As i think I've mentioned before, this is as much a mental problem as a physical one. Not taking advice from anyone, even GP (DP won't tell us who they are), let alone family.

I appreciate your help, though, and will store this info for myself when/if old and losing weight. [adds bottle of Sherry to own shopping list] :)

OP posts:
gastrognome · 16/08/2011 13:12

Latecomer to this thread.
Just wanted to say that my DH's late mother drank and smoked heavily. She ate like a bird and got most of the calories she needed to function from alcohol. She was underweight, but her appetite returned when she cut down on her drinking.
Could the same apply to your father, do you think? I mean he gets his "energy" from drinking and smoking and therefore doesn't feel the need to eat?

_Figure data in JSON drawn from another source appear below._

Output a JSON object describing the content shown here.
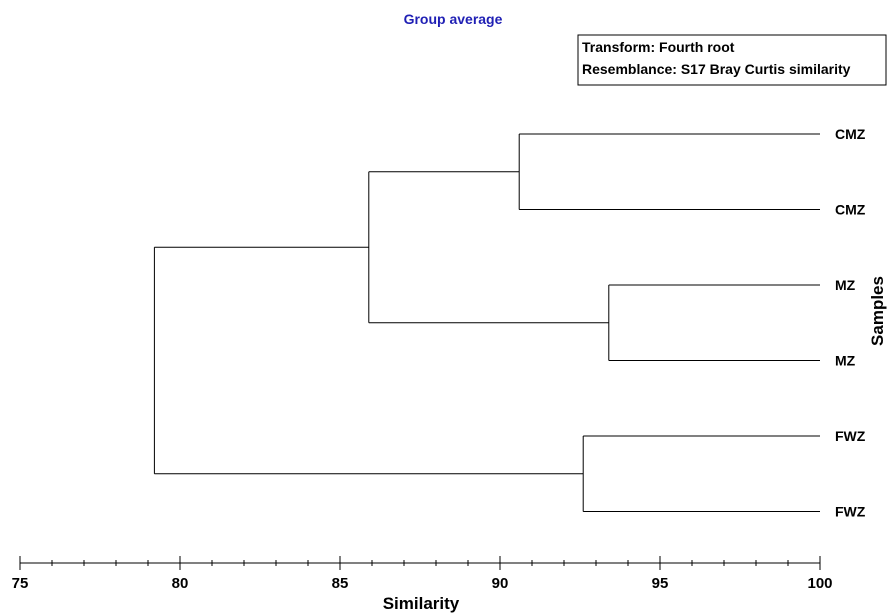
{
  "chart_data": {
    "type": "dendrogram",
    "title": "Group average",
    "annotations": [
      "Transform: Fourth root",
      "Resemblance: S17 Bray Curtis similarity"
    ],
    "xlabel": "Similarity",
    "ylabel": "Samples",
    "xlim": [
      75,
      100
    ],
    "xticks": [
      75,
      80,
      85,
      90,
      95,
      100
    ],
    "leaves": [
      "CMZ",
      "CMZ",
      "MZ",
      "MZ",
      "FWZ",
      "FWZ"
    ],
    "merges": [
      {
        "children": [
          "leaf0",
          "leaf1"
        ],
        "similarity": 90.6
      },
      {
        "children": [
          "leaf2",
          "leaf3"
        ],
        "similarity": 93.4
      },
      {
        "children": [
          "leaf4",
          "leaf5"
        ],
        "similarity": 92.6
      },
      {
        "children": [
          "node0",
          "node1"
        ],
        "similarity": 85.9
      },
      {
        "children": [
          "node3",
          "node2"
        ],
        "similarity": 79.2
      }
    ],
    "colors": {
      "title": "#1f1fb4",
      "lines": "#000000"
    }
  }
}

ohbabybaby · 16/08/2011 13:16

I recognise this situation and understand how a man can let it happen to them. MIL and FIL were like this. She fed him very little even though he was still doing full time manual work (though in his late 70s and very frail). He wasn't 'allowed' to help himself to food, 'had to' hand over all his money to her etc etc. It was part of an overall controlling/abusive relationship, and neither could change after 45 years of marriage (the term I think you used of co-dependency is exactly that). Funnily enough she is about 10 years younger than him too, and history of mental illness.

Other signs of him being under-fed were the fact that when we took them out for a meal or they came to dinner with family, he absolutely demolished everything on his plate, and anything anyone else left. He doesn't now they have split up.

Are you sure there is no other abuse going on too?

I feel for you - this is such a difficult situation. DH and his siblings tried various things but it was difficult as FIL wouldn't confess what was happening. It was only resolved because he ended up in hospital with physical injuries from her physical abuse and social services (first time they were involved and they were great actually) told him he wasn't allowed back. He now lives happily in sheltered housing, and MIL is sad and lonely on her own (ha ha).